If FTL travel will ever become possible, we might even end up with the situation where a weekly postage shipment will be faster than radio transmissions. Just think about what that would do to our current information age thinking!

The ideal goverment system would be strong enough to keep going independantly of the will of the players.

> > No fighting over the resources of asteroid Ceres for them,
> > their Coalition has voting Ceres a mineral preserve, or
> > something, and that is that!
> If you presume that we can be as "rational" as possible, then
> it makes sense to cooperate (game theory says this is most
> efficient).

War is already economically unfeasible. It's been a few hundred years since we last had a war where the winner also came out with an economical benefit.

As more and more countries are converted to market economies and the fundamentalists can no longer compete (economics will always defeat idealism) wars will cease to be commonplace.

With wars, we have more and more to lose and less and less to gain. Currently this is because the information age has caused our economies to become very much interlocked with each other.
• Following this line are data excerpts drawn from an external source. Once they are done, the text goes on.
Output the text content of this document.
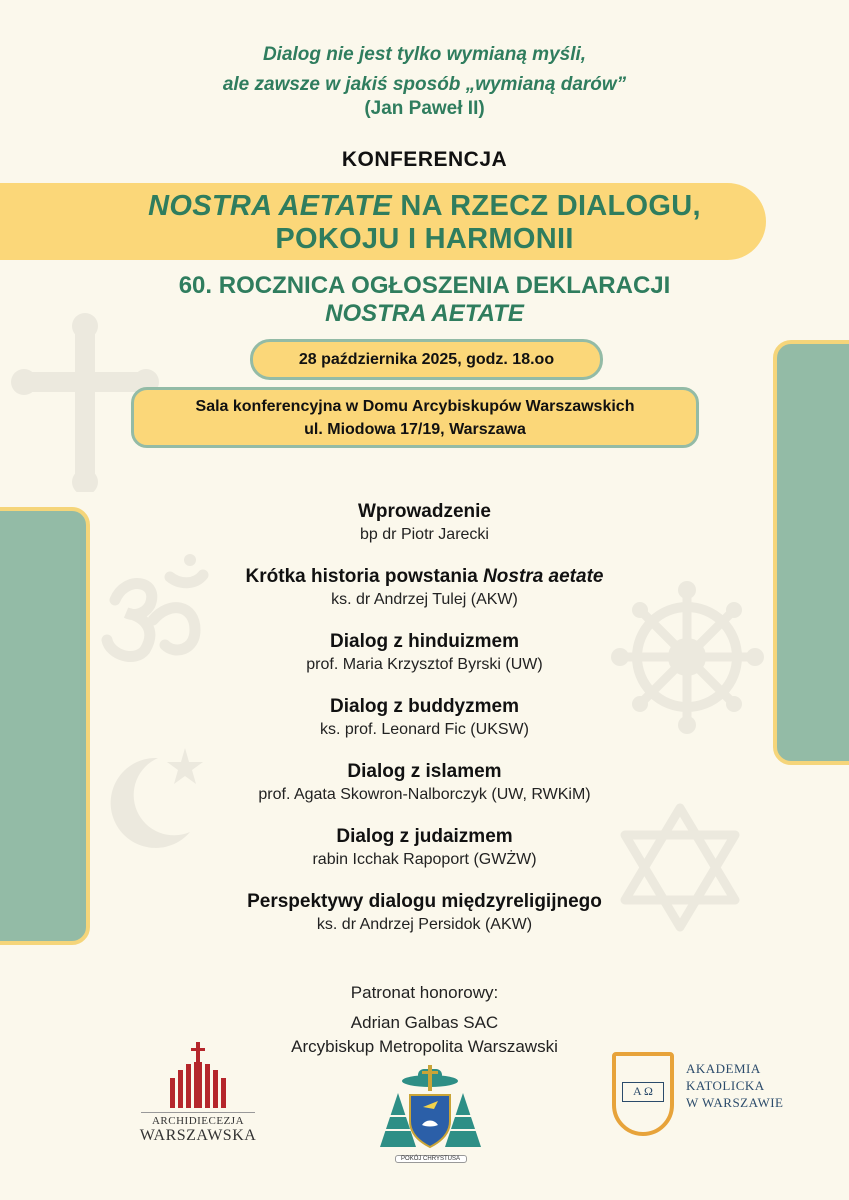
Dialog nie jest tylko wymianą myśli,
ale zawsze w jakiś sposób „wymianą darów”
(Jan Paweł II)
KONFERENCJA
NOSTRA AETATE NA RZECZ DIALOGU,
POKOJU I HARMONII
60. ROCZNICA OGŁOSZENIA DEKLARACJI
NOSTRA AETATE
28 października 2025, godz. 18.oo
Sala konferencyjna w Domu Arcybiskupów Warszawskich
ul. Miodowa 17/19, Warszawa
Wprowadzenie
bp dr Piotr Jarecki
Krótka historia powstania Nostra aetate
ks. dr Andrzej Tulej (AKW)
Dialog z hinduizmem
prof. Maria Krzysztof Byrski (UW)
Dialog z buddyzmem
ks. prof. Leonard Fic (UKSW)
Dialog z islamem
prof. Agata Skowron-Nalborczyk (UW, RWKiM)
Dialog z judaizmem
rabin Icchak Rapoport (GWŻW)
Perspektywy dialogu międzyreligijnego
ks. dr Andrzej Persidok (AKW)
Patronat honorowy:
Adrian Galbas SAC
Arcybiskup Metropolita Warszawski
ARCHIDIECEZJA
WARSZAWSKA
POKÓJ CHRYSTUSA
A Ω
AKADEMIA
KATOLICKA
W WARSZAWIE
In the far future, when/if the light speed becomes a barrier to instant communications and the exchange of information like we have now, wars will be economically unfeasible because the various parties involved will all be so distant from each other that the agressor will automatically lose its reputation with the others and will be faced with distrust from the others.
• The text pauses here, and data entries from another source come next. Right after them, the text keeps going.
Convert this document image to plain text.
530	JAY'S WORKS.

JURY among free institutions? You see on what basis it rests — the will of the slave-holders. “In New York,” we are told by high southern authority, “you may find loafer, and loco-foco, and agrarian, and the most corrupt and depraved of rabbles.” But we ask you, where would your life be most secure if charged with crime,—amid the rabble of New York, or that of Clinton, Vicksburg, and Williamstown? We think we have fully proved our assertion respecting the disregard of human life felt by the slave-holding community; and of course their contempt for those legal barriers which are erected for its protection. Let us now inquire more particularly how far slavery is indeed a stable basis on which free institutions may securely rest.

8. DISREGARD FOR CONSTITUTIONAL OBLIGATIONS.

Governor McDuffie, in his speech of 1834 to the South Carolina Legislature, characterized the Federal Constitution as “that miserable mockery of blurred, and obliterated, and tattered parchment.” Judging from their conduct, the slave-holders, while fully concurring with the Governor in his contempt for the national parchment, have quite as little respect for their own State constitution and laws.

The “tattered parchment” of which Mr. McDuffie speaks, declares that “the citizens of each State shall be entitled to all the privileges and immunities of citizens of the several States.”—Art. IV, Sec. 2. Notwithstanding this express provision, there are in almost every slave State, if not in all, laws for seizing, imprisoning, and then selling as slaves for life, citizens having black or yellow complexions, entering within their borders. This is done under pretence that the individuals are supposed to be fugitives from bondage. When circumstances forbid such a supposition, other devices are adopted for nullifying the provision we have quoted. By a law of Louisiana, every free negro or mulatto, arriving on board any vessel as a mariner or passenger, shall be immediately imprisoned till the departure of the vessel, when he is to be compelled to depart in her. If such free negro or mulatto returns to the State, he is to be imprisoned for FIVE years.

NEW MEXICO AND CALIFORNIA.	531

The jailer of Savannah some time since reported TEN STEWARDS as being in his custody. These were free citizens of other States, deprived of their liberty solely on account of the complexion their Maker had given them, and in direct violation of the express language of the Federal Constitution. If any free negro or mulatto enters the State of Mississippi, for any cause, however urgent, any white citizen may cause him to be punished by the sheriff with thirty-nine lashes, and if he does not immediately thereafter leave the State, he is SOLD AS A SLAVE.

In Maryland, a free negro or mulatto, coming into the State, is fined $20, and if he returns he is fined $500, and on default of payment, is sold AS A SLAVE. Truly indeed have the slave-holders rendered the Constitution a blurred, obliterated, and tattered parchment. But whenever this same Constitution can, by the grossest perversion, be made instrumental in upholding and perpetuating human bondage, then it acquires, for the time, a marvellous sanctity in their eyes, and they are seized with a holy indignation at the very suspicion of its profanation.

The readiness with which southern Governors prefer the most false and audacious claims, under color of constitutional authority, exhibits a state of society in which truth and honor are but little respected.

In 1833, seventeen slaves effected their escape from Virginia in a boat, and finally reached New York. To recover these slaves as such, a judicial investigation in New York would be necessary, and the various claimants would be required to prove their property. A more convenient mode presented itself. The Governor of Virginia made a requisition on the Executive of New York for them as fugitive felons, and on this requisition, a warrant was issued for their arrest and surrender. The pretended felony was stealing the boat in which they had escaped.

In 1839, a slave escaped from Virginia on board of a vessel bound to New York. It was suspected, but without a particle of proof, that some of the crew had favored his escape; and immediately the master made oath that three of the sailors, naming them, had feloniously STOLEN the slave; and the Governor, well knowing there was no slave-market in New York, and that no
Also, such a spread out mankind will make it impossible to form superpowers. That is because the communications delay inside such an empire will be too large to have every subpower in such a coalition react as one or even have them have the same opinion on things.

Coalitions like that have failed to do that even during the cold war; the Romans and Gengiz Kahn (sp) have shown us that the maximum feasible communications delay between different parts of an empire is about one week, with the time to military intervention in those remote areas having a maximum of about 4 times that.

Nanotech could make the restrictions even stricter, with the time to react being shorter, the gains to be smaller and the risks becoming so large that nobody in his/her right mind would ever risk fighting a war.

The threat of nuclear mutual annihalation was enough to stop us from beginning a third world war. I believe that with nanotech the balance will tip even more into the risk-avoidance zone.

(damn, I should work on my english ;))

> You don't but a sovereign state can't "nano-nuke" another state
> if it potentially has hidden berserkers or strong allies. You
> only get to be "untrustable" once,

Indeed. When a cup full of nanites could be enough to destroy a major part of a civilisation, who will be taking that risk?

> I don't need the surface of a planet covered in berserker bots to
> feel safe, I only need a few hundred of them scattered in very
> different locations. Or you simply need strong allies.

Every consortium should have diplomats stationed at the others, each having a bunch of bezerker nanites with them, to be unleashed when the civilisation they are stationed has crossed the limit.

Could the threat of mutually assured destruction be any stronger than this?

> > Basically, we need the Coalition of Polises to come around and just
> > bomb the heck out of anyone who violates the Neutral Zone conventions --
> Well, say you are one of the powers -- what constitutes a good
> development plan for the available resources and what constitutes
> a bad development plan

A good plan doesn't waste resources (in the eyes of the others) and doesn't threaten the others. As soon as one consortium starts implementing a plan that endangers the others or is too wasteful with resources (again, in the eyes of the others), it will be curbed.